We -- the reality of where we are today though is that our position is large. And when you do the relative valuations of divesting versus for the continuation of this program, you have to make sure that you're making the right decision there. And I would say there's smaller things that would be optional for us to potentially do, whether it would be large enough scale to continue it is the question at this point. But we are considering other options that I doubt would mature and soon enough to be able to meet the clip that we're facing right now.
Roger Read
Great. Thank you.
Operator
[Operator Instructions] There are no more questions in the queue. This concludes our question-and-answer session. I would like to turn the conference back over to Vicki Hollub for any closing remarks.
Vicki Hollub
I just talked to say in closing that I know there's been a lot of concerns among investors in the -- in our industry, particularly with respect to asset quality, execution, performance.

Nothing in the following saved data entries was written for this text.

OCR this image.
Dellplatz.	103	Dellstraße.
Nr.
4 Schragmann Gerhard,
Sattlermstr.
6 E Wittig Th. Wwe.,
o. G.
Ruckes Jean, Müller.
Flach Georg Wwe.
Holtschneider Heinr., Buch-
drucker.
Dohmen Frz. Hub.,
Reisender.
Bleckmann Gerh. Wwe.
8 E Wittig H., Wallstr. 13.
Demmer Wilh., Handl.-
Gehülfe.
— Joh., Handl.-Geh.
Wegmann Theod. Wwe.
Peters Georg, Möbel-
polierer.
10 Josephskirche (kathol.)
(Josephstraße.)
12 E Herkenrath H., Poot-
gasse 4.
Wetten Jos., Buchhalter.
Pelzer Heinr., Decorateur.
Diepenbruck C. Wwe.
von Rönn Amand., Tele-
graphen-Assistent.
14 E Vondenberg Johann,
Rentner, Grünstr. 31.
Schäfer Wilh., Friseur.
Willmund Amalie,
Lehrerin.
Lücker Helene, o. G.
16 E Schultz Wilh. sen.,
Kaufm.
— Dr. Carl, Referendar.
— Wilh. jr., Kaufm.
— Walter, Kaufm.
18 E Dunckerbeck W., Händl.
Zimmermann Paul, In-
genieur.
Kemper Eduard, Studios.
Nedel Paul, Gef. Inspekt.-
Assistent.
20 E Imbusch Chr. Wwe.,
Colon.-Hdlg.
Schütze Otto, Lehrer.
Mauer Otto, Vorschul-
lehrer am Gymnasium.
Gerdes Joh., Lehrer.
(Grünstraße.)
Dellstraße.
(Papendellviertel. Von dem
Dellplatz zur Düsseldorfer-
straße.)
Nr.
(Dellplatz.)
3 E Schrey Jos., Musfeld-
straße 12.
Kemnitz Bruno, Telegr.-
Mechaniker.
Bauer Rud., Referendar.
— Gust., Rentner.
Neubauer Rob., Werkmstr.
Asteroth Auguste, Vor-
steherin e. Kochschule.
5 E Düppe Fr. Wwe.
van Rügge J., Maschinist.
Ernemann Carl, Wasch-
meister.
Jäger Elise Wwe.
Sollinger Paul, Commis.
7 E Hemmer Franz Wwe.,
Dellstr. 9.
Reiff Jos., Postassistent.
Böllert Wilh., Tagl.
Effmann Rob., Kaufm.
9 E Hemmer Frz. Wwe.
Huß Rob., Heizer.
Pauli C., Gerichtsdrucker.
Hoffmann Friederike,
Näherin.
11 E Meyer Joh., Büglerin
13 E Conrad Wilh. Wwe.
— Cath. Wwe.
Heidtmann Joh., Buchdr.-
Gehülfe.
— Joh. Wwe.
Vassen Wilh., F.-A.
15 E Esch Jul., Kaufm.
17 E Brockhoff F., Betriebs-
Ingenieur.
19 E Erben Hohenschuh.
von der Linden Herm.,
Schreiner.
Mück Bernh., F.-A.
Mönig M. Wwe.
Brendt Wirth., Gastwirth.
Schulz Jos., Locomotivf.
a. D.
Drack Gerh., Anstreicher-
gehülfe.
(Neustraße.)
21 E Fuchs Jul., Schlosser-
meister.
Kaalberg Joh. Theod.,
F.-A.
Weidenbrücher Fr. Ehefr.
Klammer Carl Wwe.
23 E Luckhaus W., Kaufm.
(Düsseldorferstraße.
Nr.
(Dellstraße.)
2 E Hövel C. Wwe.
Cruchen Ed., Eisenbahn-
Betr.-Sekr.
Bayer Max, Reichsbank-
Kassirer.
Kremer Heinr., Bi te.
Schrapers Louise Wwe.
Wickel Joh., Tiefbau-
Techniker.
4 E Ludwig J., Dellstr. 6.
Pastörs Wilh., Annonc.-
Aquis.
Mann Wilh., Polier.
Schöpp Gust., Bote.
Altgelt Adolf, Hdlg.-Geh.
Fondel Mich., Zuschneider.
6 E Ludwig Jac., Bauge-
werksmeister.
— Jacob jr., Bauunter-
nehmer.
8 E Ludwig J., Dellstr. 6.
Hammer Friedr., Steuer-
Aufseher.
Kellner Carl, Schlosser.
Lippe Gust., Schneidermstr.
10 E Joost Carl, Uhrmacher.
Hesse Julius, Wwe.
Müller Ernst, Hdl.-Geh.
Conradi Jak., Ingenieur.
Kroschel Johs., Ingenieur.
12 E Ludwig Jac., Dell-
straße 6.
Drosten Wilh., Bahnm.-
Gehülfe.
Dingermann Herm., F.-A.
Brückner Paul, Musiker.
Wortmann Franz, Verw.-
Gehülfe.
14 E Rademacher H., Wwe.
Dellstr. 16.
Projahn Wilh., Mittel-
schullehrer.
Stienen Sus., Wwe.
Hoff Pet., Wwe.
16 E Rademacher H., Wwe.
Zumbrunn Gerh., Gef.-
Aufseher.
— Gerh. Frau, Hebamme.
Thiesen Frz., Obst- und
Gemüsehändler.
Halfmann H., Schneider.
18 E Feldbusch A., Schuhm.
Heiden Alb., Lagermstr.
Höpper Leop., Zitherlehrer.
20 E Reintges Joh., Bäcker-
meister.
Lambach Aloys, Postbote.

And as Doug had pointed out, I wonder if that's part of the reason for the reaction to what we're seeing today. But looking at our asset quality, I think there's nobody that could question the quality of our assets.
And you look at our past performance, I also think that our continuing improvement in well productivity in the Permian and some data that we'll show next earnings call about our performance in the Rockies, will clearly show that we're not losing any capabilities. We're not losing any performance. And in fact, looking at what our teams are doing technically today, they continue to innovate, continue to optimize. And with the mention of a new technique in the DJ, there are also new ways of doing things that we're trying in the Permian as well as in our Oman operations, Gulf of Mexico with the subsea pumping and systems installations, starting to look at our seismic differently.
I think that for our company, we have not seen degradation in the quality or performance of our teams. And I want to thank our teams for that because they continue to push the envelope and every year get better and better. And so I don't think there should be any concern about where we are today and what we're doing is it's just a kind of a strange scenario where in second quarter, it happens to be the lowest of the year, but our production and productivity is continuing to get better.
So with that, I want to thank you all for participating in the call today.
Operator
Conference has now concluded. Thank you for attending today's presentation. You may now disconnect.